Evangelical Christians are a key group for any conservative candidate for elective office in the U.S. and the main purpose of the meeting was to seek the support of many Evangelical leaders who voted for candidates other than Trump in the recent primary elections. Mike Huckabee, a Baptist clergyman who has been an elected state governor and a candidate for president, chaired a morning session in which selected participants asked pre-screened questions of Trump.
Key questions covered topics such as abortion and the Supreme Court, religious liberty and immigration. Most of the Evangelical religious leaders have as a majority priority the appointment of Supreme Court judges who will reverse a decision from decades ago that protects the right of a woman to have an abortion. Many have spoken out in favor of outlawing abortion in the U.S. Trump has taken the same position in recent months although for a number of years he was supportive of abortion rights.
Evangelical leaders are generally critical of what they call “politically correct” language that is respectful of women and minorities, including lesbian, gay, bisexual and trans-gender (LGBT) individuals. Carson has sneered at being “politically correct” in some of his public comments, but Trump has made a number of the most offensive comments about immigrants from Mexico, women, journalists and people with disabilities.

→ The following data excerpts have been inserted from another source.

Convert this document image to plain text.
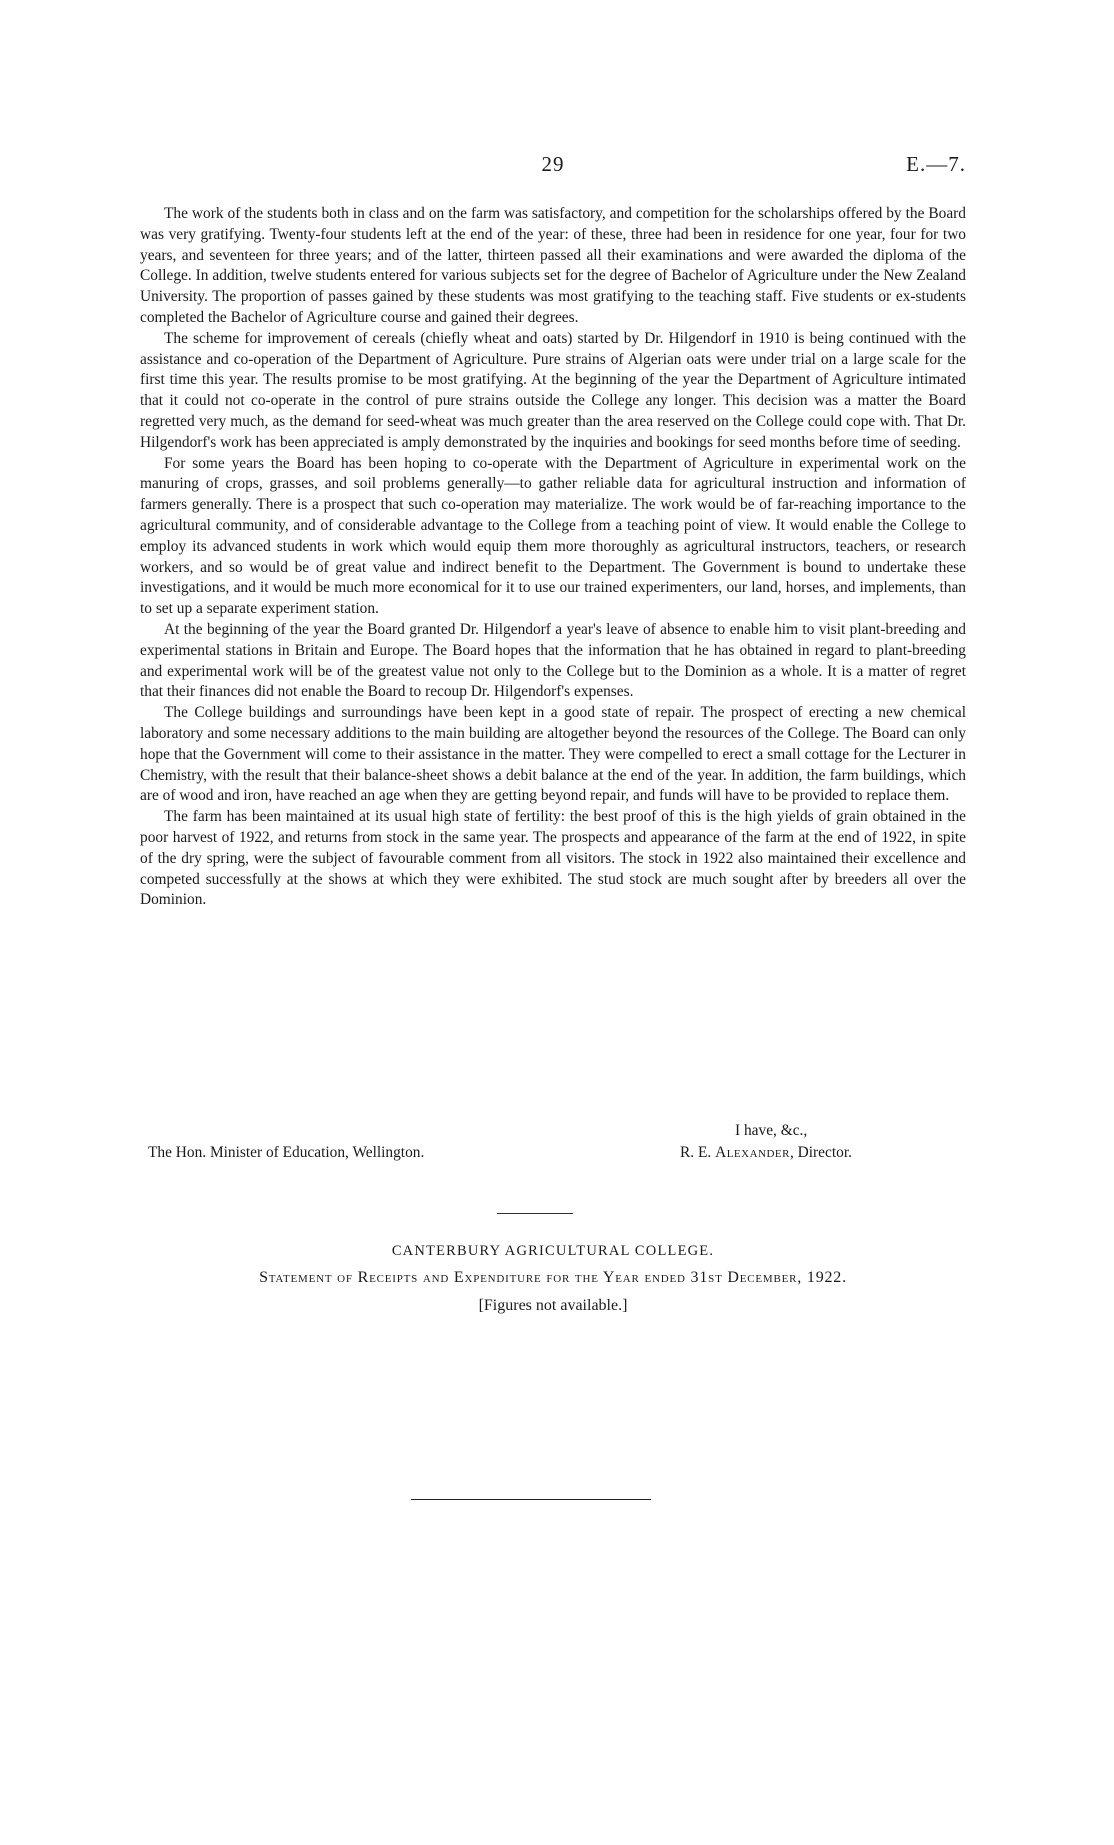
29	E.—7.

The work of the students both in class and on the farm was satisfactory, and competition for the scholarships offered by the Board was very gratifying. Twenty-four students left at the end of the year: of these, three had been in residence for one year, four for two years, and seventeen for three years; and of the latter, thirteen passed all their examinations and were awarded the diploma of the College. In addition, twelve students entered for various subjects set for the degree of Bachelor of Agriculture under the New Zealand University. The proportion of passes gained by these students was most gratifying to the teaching staff. Five students or ex-students completed the Bachelor of Agriculture course and gained their degrees.

The scheme for improvement of cereals (chiefly wheat and oats) started by Dr. Hilgendorf in 1910 is being continued with the assistance and co-operation of the Department of Agriculture. Pure strains of Algerian oats were under trial on a large scale for the first time this year. The results promise to be most gratifying. At the beginning of the year the Department of Agriculture intimated that it could not co-operate in the control of pure strains outside the College any longer. This decision was a matter the Board regretted very much, as the demand for seed-wheat was much greater than the area reserved on the College could cope with. That Dr. Hilgendorf's work has been appreciated is amply demonstrated by the inquiries and bookings for seed months before time of seeding.

For some years the Board has been hoping to co-operate with the Department of Agriculture in experimental work on the manuring of crops, grasses, and soil problems generally—to gather reliable data for agricultural instruction and information of farmers generally. There is a prospect that such co-operation may materialize. The work would be of far-reaching importance to the agricultural community, and of considerable advantage to the College from a teaching point of view. It would enable the College to employ its advanced students in work which would equip them more thoroughly as agricultural instructors, teachers, or research workers, and so would be of great value and indirect benefit to the Department. The Government is bound to undertake these investigations, and it would be much more economical for it to use our trained experimenters, our land, horses, and implements, than to set up a separate experiment station.

At the beginning of the year the Board granted Dr. Hilgendorf a year's leave of absence to enable him to visit plant-breeding and experimental stations in Britain and Europe. The Board hopes that the information that he has obtained in regard to plant-breeding and experimental work will be of the greatest value not only to the College but to the Dominion as a whole. It is a matter of regret that their finances did not enable the Board to recoup Dr. Hilgendorf's expenses.

The College buildings and surroundings have been kept in a good state of repair. The prospect of erecting a new chemical laboratory and some necessary additions to the main building are altogether beyond the resources of the College. The Board can only hope that the Government will come to their assistance in the matter. They were compelled to erect a small cottage for the Lecturer in Chemistry, with the result that their balance-sheet shows a debit balance at the end of the year. In addition, the farm buildings, which are of wood and iron, have reached an age when they are getting beyond repair, and funds will have to be provided to replace them.

The farm has been maintained at its usual high state of fertility: the best proof of this is the high yields of grain obtained in the poor harvest of 1922, and returns from stock in the same year. The prospects and appearance of the farm at the end of 1922, in spite of the dry spring, were the subject of favourable comment from all visitors. The stock in 1922 also maintained their excellence and competed successfully at the shows at which they were exhibited. The stud stock are much sought after by breeders all over the Dominion.

I have, &c.,
The Hon. Minister of Education, Wellington.	R. E. Alexander, Director.
CANTERBURY AGRICULTURAL COLLEGE.
Statement of Receipts and Expenditure for the Year ended 31st December, 1922.
[Figures not available.]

Trump’s personal life has not been very conservative or Christian during much of his life. He has been divorced and remarried, owns gambling establishments, operates a major beauty pageant and markets alcoholic beverages. He has made rude remarks about the religious faith of others, including a comment about Carson’s Adventist faith. He has said that he is a Presbyterian, but it is unclear which Presbyterian denomination he is affiliated with.
Carson has endorsed Trump and even been mentioned by some as a possible vice presidential running mate. Some other Christian leaders have also endorsed Trump, but many told journalists as they left the meeting on Tuesday that they were not yet ready to do so. This included Dr. James Dobson, the noted family life expert. Others were even more negative about Trump and refused to attend, including Russell Moore, chairman of the Southern Baptist Ethics and Religious Liberty Commission; Max Lucado, the Texas pastor and best-selling author; and Bible scholar Denny Burk who has labeled Trump “a Mussolini-in-waiting.”
Batchelor made it clear on his Facebook page that his attendance “was not an endorsement.” He said of Trump’s answers to the questions asked by the group, “Some answers were good, others were pretty vague.”
“I must say he’s a whole different person when he is sitting down in a conversational style,” Batchelor continued, speaking of Trump. “At a rally he’s swaggering and bombastic, today he seemed pensive and humble. … Now we will wait and see if they arrange a similar interview with Hillary [Clinton],” the presumptive nominee of the Democratic Party and former U.S. Secretary of State, Senator and First Lady.